Nascido em Campinas, interior de São Paulo, Vitor Negrete era estabelecido em engenharia de alimentos através da Unicamp. Antes de se tornar um dos principais montanhistas do Brasil, realizou expedições desafiadoras, como a travessia da Amazônia de bicicleta e uma jornada sobre duas rodas até Ushuaia, na Argentina. Vitor também era pai de dois rapazes e marido.

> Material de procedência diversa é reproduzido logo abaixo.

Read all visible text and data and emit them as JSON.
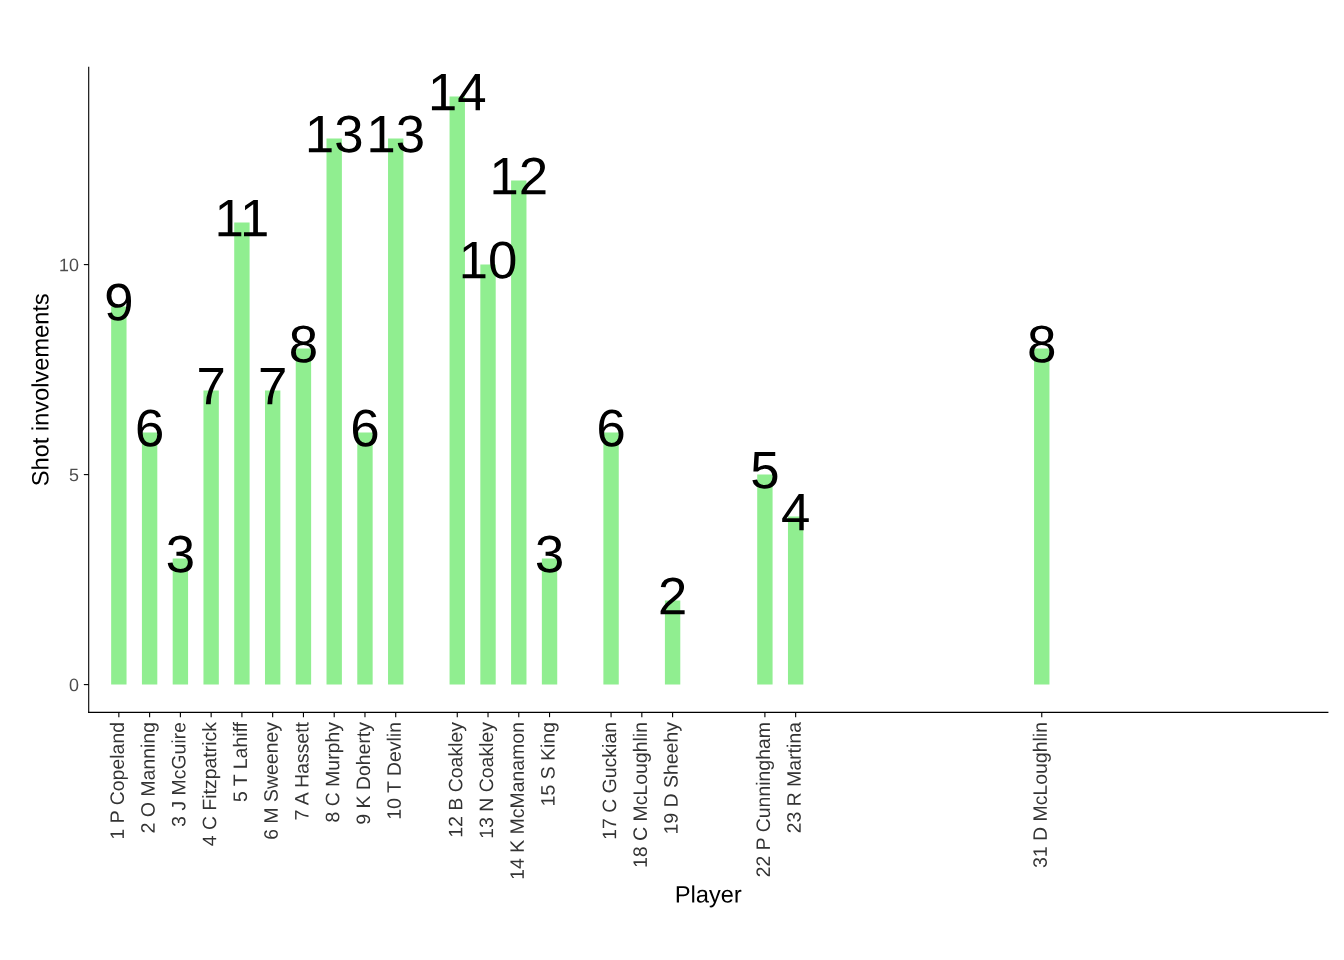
{
  "chart_data": {
    "type": "bar",
    "xlabel": "Player",
    "ylabel": "Shot involvements",
    "x": [
      1,
      2,
      3,
      4,
      5,
      6,
      7,
      8,
      9,
      10,
      12,
      13,
      14,
      15,
      17,
      18,
      19,
      22,
      23,
      31
    ],
    "values": [
      9,
      6,
      3,
      7,
      11,
      7,
      8,
      13,
      6,
      13,
      14,
      10,
      12,
      3,
      6,
      null,
      2,
      5,
      4,
      8
    ],
    "color": "#90ee90",
    "data_labels": true,
    "grid": false,
    "xlim": [
      0.02,
      40.3
    ],
    "ylim": [
      -0.66,
      14.7
    ],
    "xticks": [
      {
        "value": 1,
        "label": "1 P Copeland"
      },
      {
        "value": 2,
        "label": "2 O Manning"
      },
      {
        "value": 3,
        "label": "3 J McGuire"
      },
      {
        "value": 4,
        "label": "4 C Fitzpatrick"
      },
      {
        "value": 5,
        "label": "5 T Lahiff"
      },
      {
        "value": 6,
        "label": "6 M Sweeney"
      },
      {
        "value": 7,
        "label": "7 A Hassett"
      },
      {
        "value": 8,
        "label": "8 C Murphy"
      },
      {
        "value": 9,
        "label": "9 K Doherty"
      },
      {
        "value": 10,
        "label": "10 T Devlin"
      },
      {
        "value": 12,
        "label": "12 B Coakley"
      },
      {
        "value": 13,
        "label": "13 N Coakley"
      },
      {
        "value": 14,
        "label": "14 K McManamon"
      },
      {
        "value": 15,
        "label": "15 S King"
      },
      {
        "value": 17,
        "label": "17 C Guckian"
      },
      {
        "value": 18,
        "label": "18 C McLoughlin"
      },
      {
        "value": 19,
        "label": "19 D Sheehy"
      },
      {
        "value": 22,
        "label": "22 P Cunningham"
      },
      {
        "value": 23,
        "label": "23 R Martina"
      },
      {
        "value": 31,
        "label": "31 D McLoughlin"
      }
    ],
    "yticks": [
      0,
      5,
      10
    ]
  }
}
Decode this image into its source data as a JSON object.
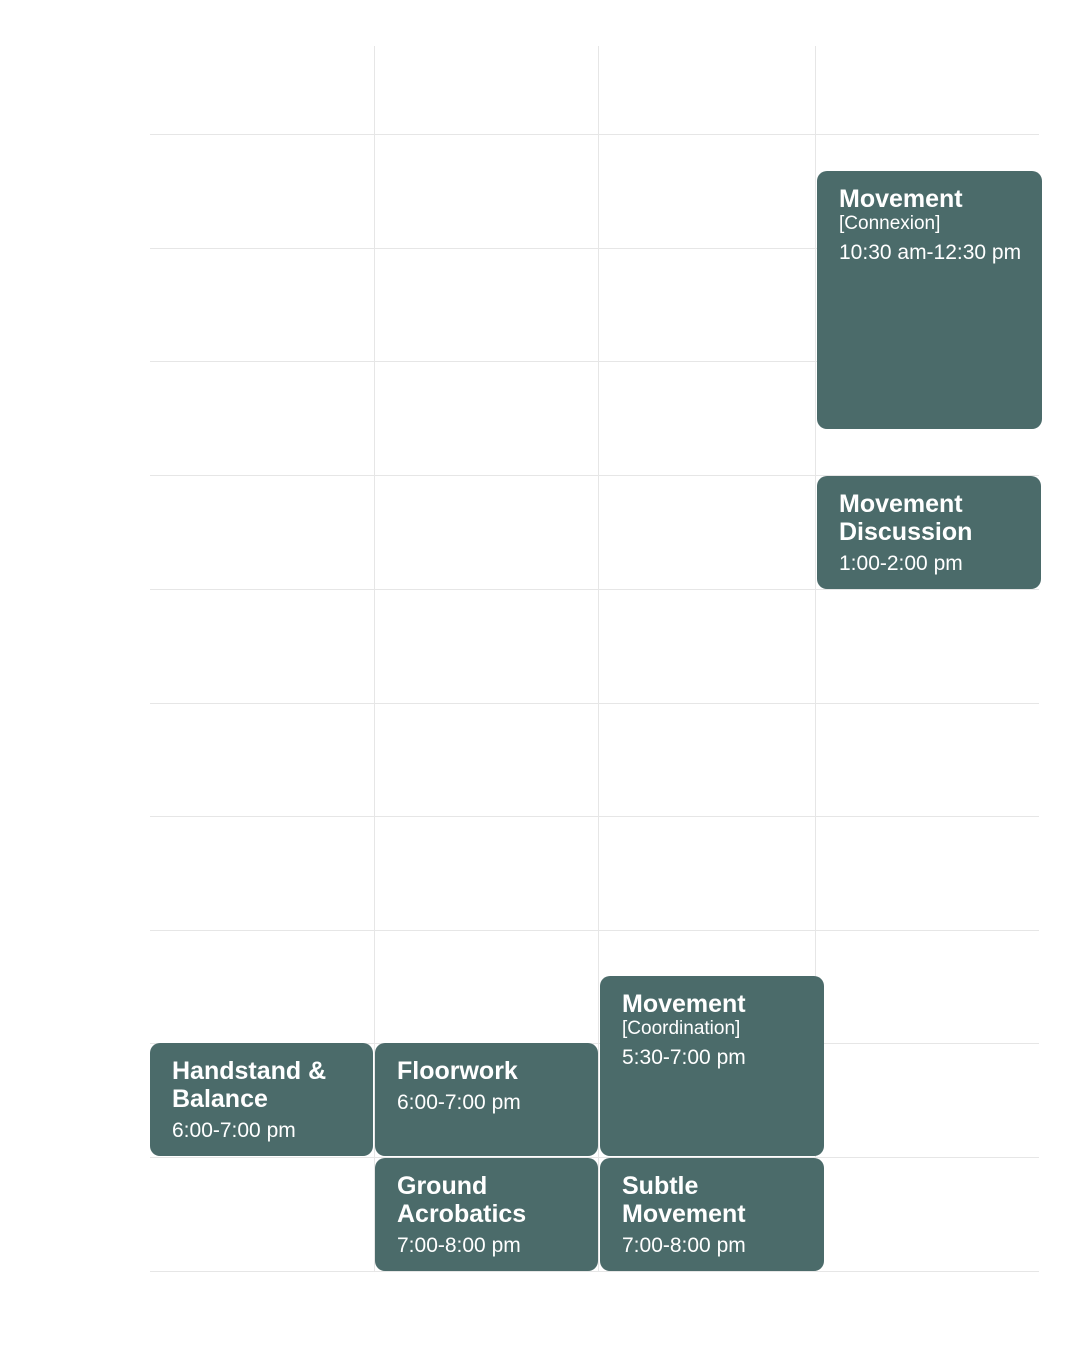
{
  "colors": {
    "event_bg": "#4b6b6a",
    "grid_line": "#e6e6e6",
    "background": "#ffffff"
  },
  "events": {
    "connexion": {
      "title": "Movement",
      "subtitle": "[Connexion]",
      "time": "10:30 am-12:30 pm"
    },
    "discussion": {
      "title_line1": "Movement",
      "title_line2": "Discussion",
      "time": "1:00-2:00 pm"
    },
    "coordination": {
      "title": "Movement",
      "subtitle": "[Coordination]",
      "time": "5:30-7:00 pm"
    },
    "handstand": {
      "title_line1": "Handstand &",
      "title_line2": "Balance",
      "time": "6:00-7:00 pm"
    },
    "floorwork": {
      "title": "Floorwork",
      "time": "6:00-7:00 pm"
    },
    "ground": {
      "title_line1": "Ground",
      "title_line2": "Acrobatics",
      "time": "7:00-8:00 pm"
    },
    "subtle": {
      "title_line1": "Subtle",
      "title_line2": "Movement",
      "time": "7:00-8:00 pm"
    }
  }
}
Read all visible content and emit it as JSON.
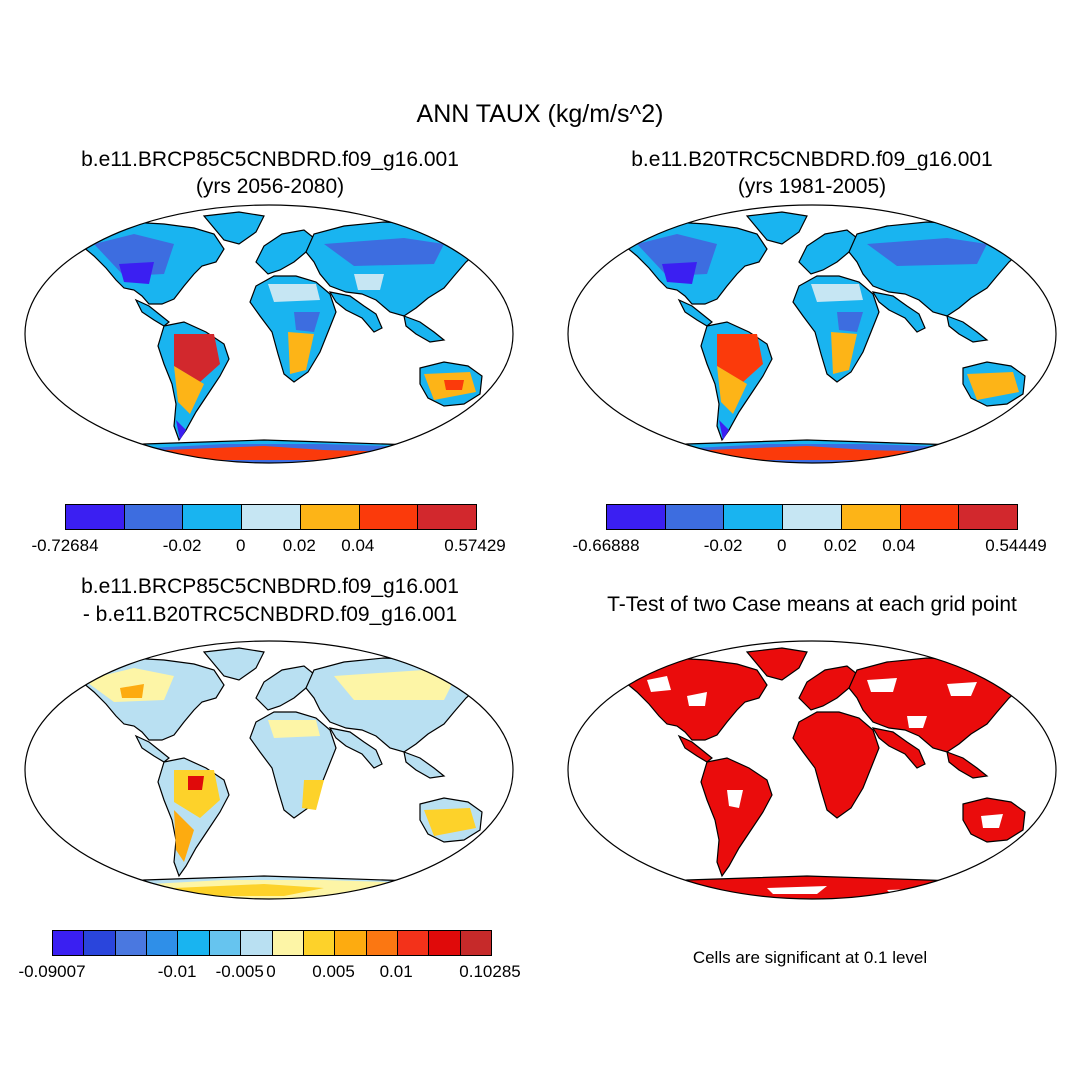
{
  "title": "ANN TAUX (kg/m/s^2)",
  "panels": {
    "top_left": {
      "line1": "b.e11.BRCP85C5CNBDRD.f09_g16.001",
      "line2": "(yrs 2056-2080)",
      "colorbar": {
        "colors": [
          "#3b1ff2",
          "#3d6de0",
          "#19b4f0",
          "#c6e6f3",
          "#fdb417",
          "#fb3a0b",
          "#d2282d"
        ],
        "labels": [
          "-0.72684",
          "-0.02",
          "0",
          "0.02",
          "0.04",
          "0.57429"
        ]
      }
    },
    "top_right": {
      "line1": "b.e11.B20TRC5CNBDRD.f09_g16.001",
      "line2": "(yrs 1981-2005)",
      "colorbar": {
        "colors": [
          "#3b1ff2",
          "#3d6de0",
          "#19b4f0",
          "#c6e6f3",
          "#fdb417",
          "#fb3a0b",
          "#d2282d"
        ],
        "labels": [
          "-0.66888",
          "-0.02",
          "0",
          "0.02",
          "0.04",
          "0.54449"
        ]
      }
    },
    "bottom_left": {
      "line1": "b.e11.BRCP85C5CNBDRD.f09_g16.001",
      "line2": "- b.e11.B20TRC5CNBDRD.f09_g16.001",
      "colorbar": {
        "colors": [
          "#3a1ff2",
          "#2a45dc",
          "#4a78e0",
          "#2f8fe8",
          "#19b4f0",
          "#66c4ef",
          "#b9e0f2",
          "#fdf5a6",
          "#fdd22a",
          "#fdab10",
          "#fb7712",
          "#f3321a",
          "#e00a0a",
          "#c62a2a"
        ],
        "labels": [
          "-0.09007",
          "-0.01",
          "-0.005",
          "0",
          "0.005",
          "0.01",
          "0.10285"
        ]
      }
    },
    "bottom_right": {
      "line1": "T-Test of two Case means at each grid point",
      "note": "Cells are significant at 0.1 level"
    }
  }
}
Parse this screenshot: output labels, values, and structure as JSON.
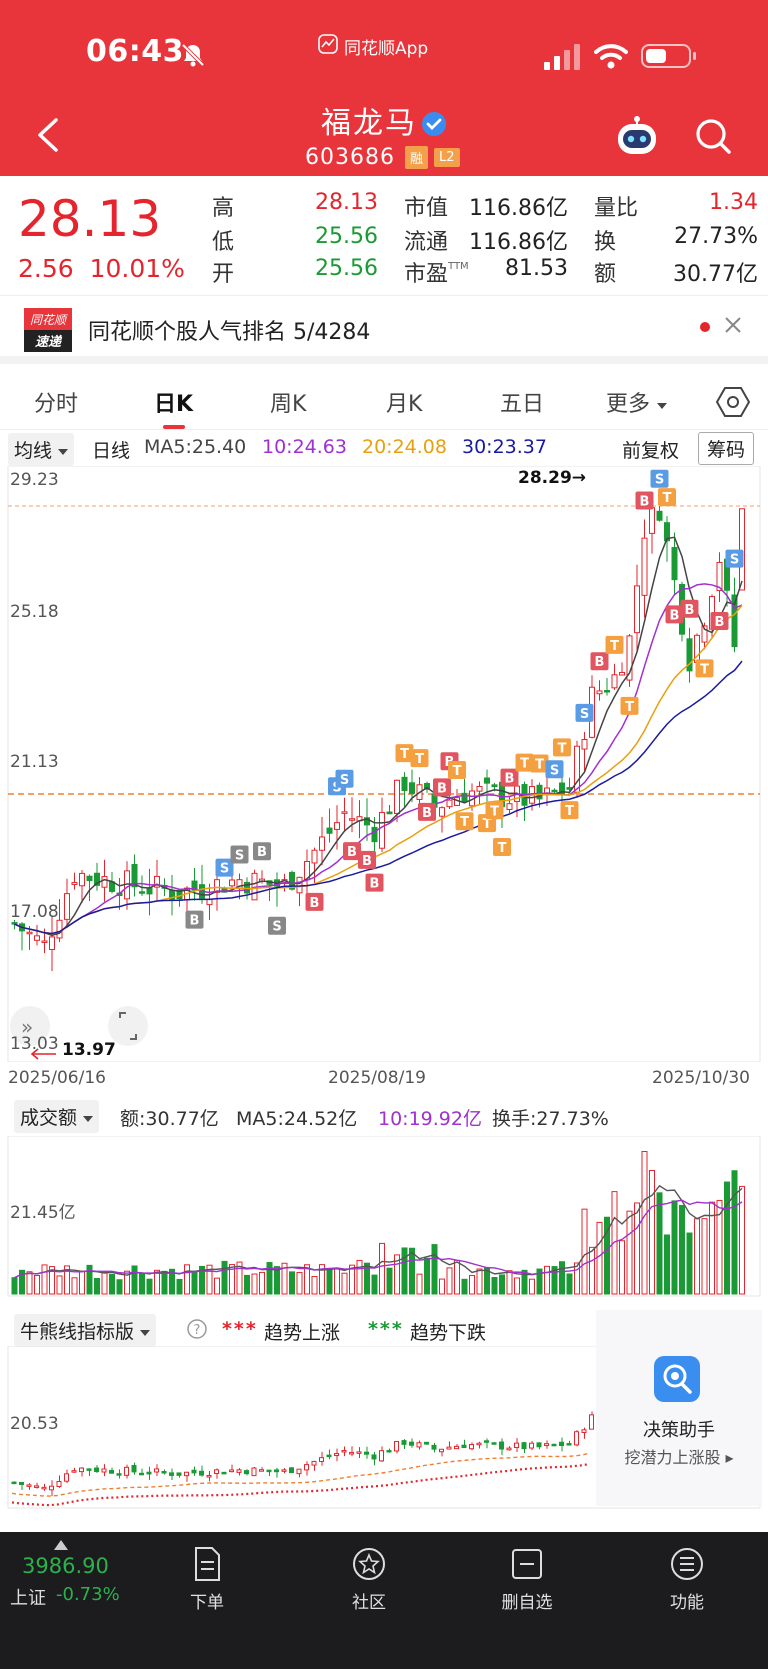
{
  "status": {
    "time": "06:43",
    "app": "同花顺App"
  },
  "stock": {
    "name": "福龙马",
    "code": "603686",
    "tags": [
      "融",
      "L2"
    ]
  },
  "quote": {
    "price": "28.13",
    "change": "2.56",
    "change_pct": "10.01%",
    "items": [
      {
        "label": "高",
        "value": "28.13",
        "color": "red"
      },
      {
        "label": "低",
        "value": "25.56",
        "color": "green"
      },
      {
        "label": "开",
        "value": "25.56",
        "color": "green"
      },
      {
        "label": "市值",
        "value": "116.86亿"
      },
      {
        "label": "流通",
        "value": "116.86亿"
      },
      {
        "label": "市盈",
        "value": "81.53",
        "sup": "TTM"
      },
      {
        "label": "量比",
        "value": "1.34",
        "color": "red"
      },
      {
        "label": "换",
        "value": "27.73%"
      },
      {
        "label": "额",
        "value": "30.77亿"
      }
    ]
  },
  "banner": {
    "logo_top": "同花顺",
    "logo_bottom": "速递",
    "text": "同花顺个股人气排名 5/4284"
  },
  "tabs": [
    {
      "label": "分时"
    },
    {
      "label": "日K",
      "active": true
    },
    {
      "label": "周K"
    },
    {
      "label": "月K"
    },
    {
      "label": "五日"
    },
    {
      "label": "更多"
    }
  ],
  "ma": {
    "selector": "均线",
    "period": "日线",
    "items": [
      {
        "text": "MA5:25.40",
        "color": "#444444"
      },
      {
        "text": "10:24.63",
        "color": "#a030d0"
      },
      {
        "text": "20:24.08",
        "color": "#e8a010"
      },
      {
        "text": "30:23.37",
        "color": "#1a1aa0"
      }
    ],
    "adjust": "前复权",
    "chip": "筹码"
  },
  "kline": {
    "y_labels": [
      "29.23",
      "25.18",
      "21.13",
      "17.08",
      "13.03"
    ],
    "high_marker": "28.29→",
    "low_marker": "13.97",
    "dates": [
      "2025/06/16",
      "2025/08/19",
      "2025/10/30"
    ]
  },
  "volume": {
    "selector": "成交额",
    "items": [
      {
        "text": "额:30.77亿",
        "color": "#333333"
      },
      {
        "text": "MA5:24.52亿",
        "color": "#333333"
      },
      {
        "text": "10:19.92亿",
        "color": "#a030d0"
      },
      {
        "text": "换手:27.73%",
        "color": "#333333"
      }
    ],
    "y_label": "21.45亿"
  },
  "indicator": {
    "selector": "牛熊线指标版",
    "legend_up_stars": "***",
    "legend_up": "趋势上涨",
    "legend_down_stars": "***",
    "legend_down": "趋势下跌",
    "y_label": "20.53",
    "assistant_title": "决策助手",
    "assistant_sub": "挖潜力上涨股 ▸"
  },
  "bottom": {
    "index_value": "3986.90",
    "index_name": "上证",
    "index_change": "-0.73%",
    "nav": [
      {
        "label": "下单"
      },
      {
        "label": "社区"
      },
      {
        "label": "删自选"
      },
      {
        "label": "功能"
      }
    ]
  },
  "colors": {
    "header": "#e8353c",
    "up": "#e4252d",
    "down": "#1a9a34"
  }
}
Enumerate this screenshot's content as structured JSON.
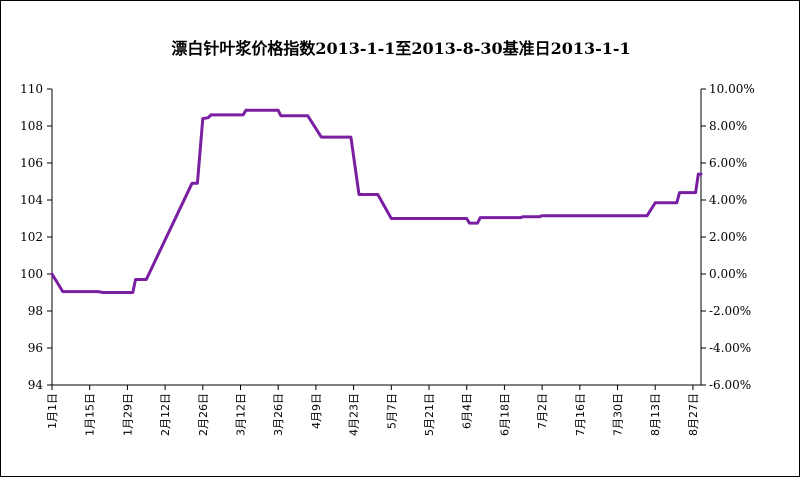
{
  "chart_data": {
    "type": "line",
    "title": "漂白针叶浆价格指数2013-1-1至2013-8-30基准日2013-1-1",
    "xlabel": "",
    "ylabel": "",
    "ylim": [
      94,
      110
    ],
    "y_ticks": [
      "110",
      "108",
      "106",
      "104",
      "102",
      "100",
      "98",
      "96",
      "94"
    ],
    "y2lim": [
      -6,
      10
    ],
    "y2_ticks": [
      "10.00%",
      "8.00%",
      "6.00%",
      "4.00%",
      "2.00%",
      "0.00%",
      "-2.00%",
      "-4.00%",
      "-6.00%"
    ],
    "x_ticks": [
      "1月1日",
      "1月15日",
      "1月29日",
      "2月12日",
      "2月26日",
      "3月12日",
      "3月26日",
      "4月9日",
      "4月23日",
      "5月7日",
      "5月21日",
      "6月4日",
      "6月18日",
      "7月2日",
      "7月16日",
      "7月30日",
      "8月13日",
      "8月27日"
    ],
    "xlim": [
      "2013-01-01",
      "2013-08-30"
    ],
    "grid": false,
    "legend": "none",
    "line_color": "#7a1fa2",
    "series": [
      {
        "points": [
          [
            "2013-01-01",
            100.0
          ],
          [
            "2013-01-05",
            99.05
          ],
          [
            "2013-01-18",
            99.05
          ],
          [
            "2013-01-20",
            99.0
          ],
          [
            "2013-01-31",
            99.0
          ],
          [
            "2013-02-01",
            99.7
          ],
          [
            "2013-02-05",
            99.7
          ],
          [
            "2013-02-22",
            104.9
          ],
          [
            "2013-02-24",
            104.9
          ],
          [
            "2013-02-26",
            108.4
          ],
          [
            "2013-02-28",
            108.45
          ],
          [
            "2013-03-01",
            108.6
          ],
          [
            "2013-03-13",
            108.6
          ],
          [
            "2013-03-14",
            108.85
          ],
          [
            "2013-03-26",
            108.85
          ],
          [
            "2013-03-27",
            108.55
          ],
          [
            "2013-04-06",
            108.55
          ],
          [
            "2013-04-11",
            107.4
          ],
          [
            "2013-04-22",
            107.4
          ],
          [
            "2013-04-25",
            104.3
          ],
          [
            "2013-05-02",
            104.3
          ],
          [
            "2013-05-07",
            103.0
          ],
          [
            "2013-06-04",
            103.0
          ],
          [
            "2013-06-05",
            102.75
          ],
          [
            "2013-06-08",
            102.75
          ],
          [
            "2013-06-09",
            103.05
          ],
          [
            "2013-06-24",
            103.05
          ],
          [
            "2013-06-25",
            103.1
          ],
          [
            "2013-07-01",
            103.1
          ],
          [
            "2013-07-02",
            103.15
          ],
          [
            "2013-08-10",
            103.15
          ],
          [
            "2013-08-13",
            103.85
          ],
          [
            "2013-08-21",
            103.85
          ],
          [
            "2013-08-22",
            104.4
          ],
          [
            "2013-08-28",
            104.4
          ],
          [
            "2013-08-29",
            105.4
          ],
          [
            "2013-08-30",
            105.4
          ]
        ]
      }
    ]
  }
}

Leon Negrete, seu primogênito, tinha somente dois anos quando Vitor morreu. No entanto, isso nunca o impediu de conhecer verdadeiramente a história do pai. Em entrevista ao Metrópoles, ele conta como Rodrigo Raineri, um alpinista que morreu depois de cair de parapente no Paquistão no ano passado, foi essencial para manter o legado de seu pai depois de o falecimento, em 2006.

“Para mim, o que representa Rodrigo e meu pai é o espírito de aventura. Eles eram pessoas apaixonadas por fazer e descobrir o impossível”, relata Leon.

A relação de Rodrigo e Vitor era de longa data. A dupla se conheceu na Unicamp, em 1988, e por anos se dedicaram a esportes que iam de pedaladas a escaladas, seja em rocha ou em gelo. Raineri estava no Monte Everest no dia em que Negrete morreu. Em entrevistas na época, ele dizia que se culpava.

 

“Eles não tinham ambições monetárias, ambições de fama, faziam aquilo porque queriam, porque era o que o coração deles mandava, e porque era o chamado que eles sentiam. Acho que é esse espírito de aventura, de descobrir o novo, de fazer o impossível que movia ambos”, descreve Leon.

A última expedição ao Everest

Vitor já havia chegado ao topo do Everest em 2005, utilizando oxigênio suplementar. No ano seguinte, decidiu tentar sem o auxílio do equipamento, em um desafio extremo para qualquer montanhista. A decisão fazia parte de seu projeto “Brasil no Topo”, que buscava inspirar outros brasileiros a explorarem o montanhismo.

No mês de maio de 2006, ele voltou ao lado de Rodrigo Raineri, onde caminharam para a última aventura da dupla. Na subida, Negrete confrontou temperaturas que chegavam a -40°C e níveis de oxigênio extremamente baixos. Conseguiu atingir o cume, mas a exaustão cobrou seu preço na descida. Ele foi descoberto em estado crítico, mas não conseguiu ser resgatado a tempo.

O corpo de Vitor Negrete permaneceu no Everest depois de sua morte, pois a família optou por não arriscar a vida de socorristas em uma missão de resgate. Apesar de a seguradora oferecer a possibilidade de repatriação, a decisão foi fazer o sepultamento na própria montanha, um local considerado sagrado pelos budistas. Negrete, que era espírita e tinha afinidade com crenças budistas, via o corpo como uma mera morada temporária para a alma, o que reforçou a aceitação da decisão.

Um legado de coragem

Atualmente, a história de Vitor Negrete continua inspirando novas gerações de montanhistas e aventureiros. Seu nome fica gravado entre os grandes exploradores do Brasil como um homem que viveu intensamente, sempre em busca de ver o mundo do topo.

Leon descreve o legado do pai como uma busca incessante através do impossível. “O objetivo deles era fazer o possível para descobrir o impossível”. Para ele, a montanha foi mais do que um desafio físico, e sim um amor profundo e duradouro.

“Uma vez que você conhece a montanha, uma vez que você se apaixona pela montanha, é difícil voltar atrás”, comenta Leon.

O legado de Vitor vai além de suas conquistas, é uma paixão que ainda ressoa entre aqueles que compartilham de sua visão do mundo.